Spider-Man, my favorite hero, was super not because of some radioactive bite. His powers came from the iron resolve forged by his love of Mary Jane Parker and Aunt May. When the X-Men came back from the dead (again!) they came under the leadership of Storm.
It’s enough to make anyone think, “You’ve come a long way, baby!” But not so fast, true believer.
In my high school art class, my teacher rolled her eyes when I argued that cartooning was a valid art form. “Look at the line variation and perspective,” I said. My teacher who knew Jim Lee from art school just said, “He likes to draw boobs.” I was heartbroken. Why can’t she see what I see? I thought.
The reverse was truer. The only X-Men endowed with anything resembling a normal woman’s figure was Jubilee, a teenager. Mary Jane, as illustrated by McFarlane, wore tiny shirts and miniskirts. Every other woman was a carbon copy of this Barbified template: D-cup breasts, pencil-thin waist, wide hips, impossibly long legs. But, hey, words can only say so much, so feel free to Google Liefeld’s work and see for yourself.
Worse, unlike the male heroes’ powerful action poses, the women were almost always pictured with their butt out or legs spread or boobs pushed forward. They would come out of showers where the steam drifted over just the right places to get approval from the Comics Code. These were women who looked more ready for a pillow fight than saving the world.
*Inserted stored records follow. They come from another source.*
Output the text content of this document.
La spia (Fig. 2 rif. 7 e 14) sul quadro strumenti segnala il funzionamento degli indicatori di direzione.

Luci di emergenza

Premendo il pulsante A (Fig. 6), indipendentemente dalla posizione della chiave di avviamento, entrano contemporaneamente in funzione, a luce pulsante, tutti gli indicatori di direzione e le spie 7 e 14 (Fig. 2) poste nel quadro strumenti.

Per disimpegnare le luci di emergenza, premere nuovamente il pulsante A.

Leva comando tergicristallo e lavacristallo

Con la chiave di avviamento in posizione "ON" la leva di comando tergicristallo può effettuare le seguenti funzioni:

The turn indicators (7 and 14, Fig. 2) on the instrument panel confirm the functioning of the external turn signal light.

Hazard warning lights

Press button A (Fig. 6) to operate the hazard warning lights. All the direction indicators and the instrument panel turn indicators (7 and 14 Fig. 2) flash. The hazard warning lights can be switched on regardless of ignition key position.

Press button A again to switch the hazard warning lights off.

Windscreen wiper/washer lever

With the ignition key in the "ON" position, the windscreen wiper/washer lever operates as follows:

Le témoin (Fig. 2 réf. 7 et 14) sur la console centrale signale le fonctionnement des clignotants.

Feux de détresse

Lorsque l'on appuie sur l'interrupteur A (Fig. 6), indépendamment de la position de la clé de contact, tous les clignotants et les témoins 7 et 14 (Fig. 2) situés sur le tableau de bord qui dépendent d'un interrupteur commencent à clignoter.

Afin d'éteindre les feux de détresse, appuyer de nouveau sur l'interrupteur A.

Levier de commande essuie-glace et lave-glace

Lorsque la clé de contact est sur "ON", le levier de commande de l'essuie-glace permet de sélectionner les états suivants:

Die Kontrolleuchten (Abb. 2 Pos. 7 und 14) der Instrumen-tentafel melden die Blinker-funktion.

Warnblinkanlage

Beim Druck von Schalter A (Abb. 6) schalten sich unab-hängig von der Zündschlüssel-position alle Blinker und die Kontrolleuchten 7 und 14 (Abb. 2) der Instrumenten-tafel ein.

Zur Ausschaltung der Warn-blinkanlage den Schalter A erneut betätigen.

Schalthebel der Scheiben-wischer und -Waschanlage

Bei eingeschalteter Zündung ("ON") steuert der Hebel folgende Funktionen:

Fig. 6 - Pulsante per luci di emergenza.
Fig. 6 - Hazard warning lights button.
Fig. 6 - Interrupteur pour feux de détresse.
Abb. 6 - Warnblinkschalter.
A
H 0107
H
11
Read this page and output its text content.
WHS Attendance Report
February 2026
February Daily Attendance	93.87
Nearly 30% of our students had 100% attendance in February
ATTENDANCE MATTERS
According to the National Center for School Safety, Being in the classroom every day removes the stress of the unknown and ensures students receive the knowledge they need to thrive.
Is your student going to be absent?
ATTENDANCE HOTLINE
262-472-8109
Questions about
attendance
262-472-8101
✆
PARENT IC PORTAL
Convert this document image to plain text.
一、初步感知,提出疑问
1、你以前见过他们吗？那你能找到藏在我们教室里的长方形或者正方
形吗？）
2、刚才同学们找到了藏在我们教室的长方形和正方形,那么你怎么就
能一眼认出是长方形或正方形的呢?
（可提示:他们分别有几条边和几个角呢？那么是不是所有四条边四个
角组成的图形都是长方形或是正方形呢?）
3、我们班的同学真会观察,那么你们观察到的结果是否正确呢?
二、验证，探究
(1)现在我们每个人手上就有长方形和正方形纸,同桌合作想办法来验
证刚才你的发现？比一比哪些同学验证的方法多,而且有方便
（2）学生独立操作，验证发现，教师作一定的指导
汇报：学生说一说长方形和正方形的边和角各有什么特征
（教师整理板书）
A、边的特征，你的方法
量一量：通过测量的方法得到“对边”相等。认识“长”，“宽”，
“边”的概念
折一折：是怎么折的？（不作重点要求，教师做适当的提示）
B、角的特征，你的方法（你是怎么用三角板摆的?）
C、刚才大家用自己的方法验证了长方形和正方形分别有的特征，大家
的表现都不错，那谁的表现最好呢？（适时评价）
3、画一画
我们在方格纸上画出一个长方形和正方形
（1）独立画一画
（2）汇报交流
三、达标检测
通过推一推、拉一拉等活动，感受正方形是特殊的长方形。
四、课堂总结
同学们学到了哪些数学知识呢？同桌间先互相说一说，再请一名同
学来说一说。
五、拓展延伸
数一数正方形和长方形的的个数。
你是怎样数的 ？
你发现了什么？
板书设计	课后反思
Not to mention the “Women in Refrigerators” trope, when female characters are abused, depowered, or raped and only serve as motivation for a male character to seek revenge.
In effect, boys who read this received completely wrong, potentially destructive messages about female and male gender roles and body image at an age when they are searching for answers to those very questions. The movies, even Joss Whedon’s Avengers, were not much better, truth be told. The main movie poster is the Avengers in battle-ready stances, except Black Widow. Her individual poster is the only one that is rear-facing. Oh, and if you want more evidence, check out this update with Catwoman from “The Dark Knight Rises.“
Don’t get me wrong here. Women can take ownership of their bodies, costumes, and gender roles, thereby owning their sexuality. Cosplayers of all shapes, sizes, and genders have done this to great effect, showing that you can both be the Catwoman in tight, black leather…and fabulous.
Increasingly, women have become the writers and artists who create the superheroes and undercut these clichés. For more on this, check out “Hark! A Vagrant” at http://harkavagrant.com/index.php?id=311. It’s a slow change in this once all-boys club, but when you learn the rules—like the Matrix—you can bend or break them.
And so that’s where the Hawkeye Initiative comes in. It was created in response to artist Noelle Stevenson, AKA “Gingerhaze”, who suggested the way to fix every “Strong Female Character pose” in superhero comics was replace the character with Hawkeye doing the same thing. It’s playful and humorous, but undeniably effective.
For the casual superhero fan, this site is gender identity 101 (with superheroes. When you hear, “That’s so not true!” send that person to the site and let them scroll down the endless examples.
To bring this full circle, the Hawkeye Initiative is the very website I wish had existed when I had picked up my umpteenth X-comic and wondered by Psylocke as Lady Mandarin (drawn by Lee) was dressed and posed more for the beach than for the battle. I still read those comics today…just with a mixture of fascination and angst. I have come a long way in my learning. I admit there is still a long road ahead yet.
Geek culture has grown to be a big tent. We’re all here to celebrate the things we love. Remember that the people behind the costumes are still people. And the women behind the masks and inside the comics may represent larger than life characters, but so, too, do they represent something else. They are your sisters, mothers, and daughters. They deserve better. We all do.